Başını salladı ve odadan çıktı. Ne kadar süre geçti bilmiyorum ama odaya tekrar girdiğinde bakışları çok tuhaftı.
"Ne oluyor," diye mırıldandım. Düşündüğüm şey olamazdı değil mi? Tamam, nişanlısını seviyor olabilirdi fakat kahvaltıya karısıyla inmek yerine nişanlısıyla mi inmişti?
"Prens Aksel ve nişanlısı prenses Elena kahvaltıdalar efendim." Deyince hızla yerimden kalktım. Yeni evli olabilirdik fakat bu, krala karşı gelmeyeceğim anlamına gelmiyordu.
Odadan çıktım, muhafızlar ve Aliravi yanımdayken kahvaltı salonuna indim. Kapılar benim için açıldı, ağır adımlarla ilerledim. Sonunda kahvaltı salonunun tam ortasında, dimdik bir duruşla kraliyet ailesini izliyordum.

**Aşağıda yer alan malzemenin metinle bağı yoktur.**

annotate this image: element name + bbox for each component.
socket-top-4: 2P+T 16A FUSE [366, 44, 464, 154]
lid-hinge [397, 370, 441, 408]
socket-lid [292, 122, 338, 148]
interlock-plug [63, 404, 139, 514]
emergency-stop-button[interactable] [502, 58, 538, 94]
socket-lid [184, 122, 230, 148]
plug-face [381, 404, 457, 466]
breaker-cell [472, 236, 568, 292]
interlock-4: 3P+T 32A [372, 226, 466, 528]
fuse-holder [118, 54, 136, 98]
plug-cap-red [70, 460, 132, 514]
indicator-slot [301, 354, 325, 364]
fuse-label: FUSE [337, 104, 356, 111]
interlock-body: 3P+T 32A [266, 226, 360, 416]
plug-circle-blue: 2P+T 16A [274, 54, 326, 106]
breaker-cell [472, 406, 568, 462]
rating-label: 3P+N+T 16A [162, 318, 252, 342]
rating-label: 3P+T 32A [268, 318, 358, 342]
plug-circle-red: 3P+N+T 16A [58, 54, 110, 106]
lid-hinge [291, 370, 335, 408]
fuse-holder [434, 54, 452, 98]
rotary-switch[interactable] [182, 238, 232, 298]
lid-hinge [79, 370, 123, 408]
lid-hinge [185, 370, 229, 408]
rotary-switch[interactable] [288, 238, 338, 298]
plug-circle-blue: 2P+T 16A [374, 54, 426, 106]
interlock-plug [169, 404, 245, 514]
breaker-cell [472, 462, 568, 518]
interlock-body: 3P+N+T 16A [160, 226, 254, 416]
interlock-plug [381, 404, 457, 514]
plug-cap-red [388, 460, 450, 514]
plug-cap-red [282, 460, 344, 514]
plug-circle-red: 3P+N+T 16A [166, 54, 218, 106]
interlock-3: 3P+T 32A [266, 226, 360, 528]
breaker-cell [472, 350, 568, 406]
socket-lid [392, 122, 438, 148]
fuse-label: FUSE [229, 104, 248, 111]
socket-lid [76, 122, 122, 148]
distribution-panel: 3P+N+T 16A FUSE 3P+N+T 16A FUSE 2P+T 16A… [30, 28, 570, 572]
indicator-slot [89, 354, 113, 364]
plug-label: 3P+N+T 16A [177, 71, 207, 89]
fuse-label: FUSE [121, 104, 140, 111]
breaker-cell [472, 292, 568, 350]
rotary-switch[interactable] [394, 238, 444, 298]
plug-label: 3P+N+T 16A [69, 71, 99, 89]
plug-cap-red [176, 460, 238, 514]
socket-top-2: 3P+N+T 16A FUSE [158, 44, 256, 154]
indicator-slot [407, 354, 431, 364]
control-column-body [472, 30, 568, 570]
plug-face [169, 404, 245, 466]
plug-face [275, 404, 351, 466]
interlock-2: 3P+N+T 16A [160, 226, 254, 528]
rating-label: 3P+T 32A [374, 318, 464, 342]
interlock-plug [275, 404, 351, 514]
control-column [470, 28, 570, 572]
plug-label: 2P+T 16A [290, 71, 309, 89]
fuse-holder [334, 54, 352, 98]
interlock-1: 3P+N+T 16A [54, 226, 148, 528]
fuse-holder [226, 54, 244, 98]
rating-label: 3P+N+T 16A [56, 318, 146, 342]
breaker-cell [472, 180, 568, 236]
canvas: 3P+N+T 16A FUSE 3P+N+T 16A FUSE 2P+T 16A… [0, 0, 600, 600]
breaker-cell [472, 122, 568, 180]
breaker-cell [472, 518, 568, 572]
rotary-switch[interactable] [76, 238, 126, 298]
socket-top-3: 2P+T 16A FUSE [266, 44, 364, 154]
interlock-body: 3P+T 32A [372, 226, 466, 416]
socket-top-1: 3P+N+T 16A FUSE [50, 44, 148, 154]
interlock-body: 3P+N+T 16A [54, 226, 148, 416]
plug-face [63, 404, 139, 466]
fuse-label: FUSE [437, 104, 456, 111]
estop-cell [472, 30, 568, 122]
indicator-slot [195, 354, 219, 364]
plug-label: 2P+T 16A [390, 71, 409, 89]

Benim gelişimle herkes sustu. Herkes ne olacağını beklerken ellerimi havaya kaldırdım. Avuçlarımın içinden ateş Fışkırıp kahvaltı masasına doğru ilerleyince çığlıklar yükselmeye başladı.
Alira bile, benden küçük adımlarla uzaklaşmaya başladı. Eğer bir masaya, gurursuz bir şekilde oturtulacaksam, o masa yanmaya mahkûmdu.
Ateş ilerledi ilerledi ve ilerledi. Masanın tam ortasına alevler düştüğü anda masa yanmaya başladı. Tüm yemekler yere saçılırken sadece izledim. Ardından gülmeye başladım. İşte, bana hata yapmanın bedeli buydu.
Prenses Elena yere kadar uzanan elbisesinin eteklerini tutarak bana doğru koşmaya başladı. Büyük ihtimal amacı bana doğru gelmek değildi. Kaçmaktı fakat önünü kestim. "Nereye gidiyorsunuz prenses? Sizde ateşe hükmetmiyor musunuz? Neden kendi benliğinizden kaçıyorsunuz," ardı ardına sorduğum sorularla onu oyalamaya çalışırken prens aksel yanımıza geldi.
"Ne yapıyorsun," dedi öfkeyle." Seninle evlendim diye kendini ne sanıyorsun?"
Kahkaha atarak ona doğru yaklaştım. Gerçekten bana bu soruyu soruyor muydu? Benim kim olduğumu bilen kişi, bana çok absürt bir soru soruyordu.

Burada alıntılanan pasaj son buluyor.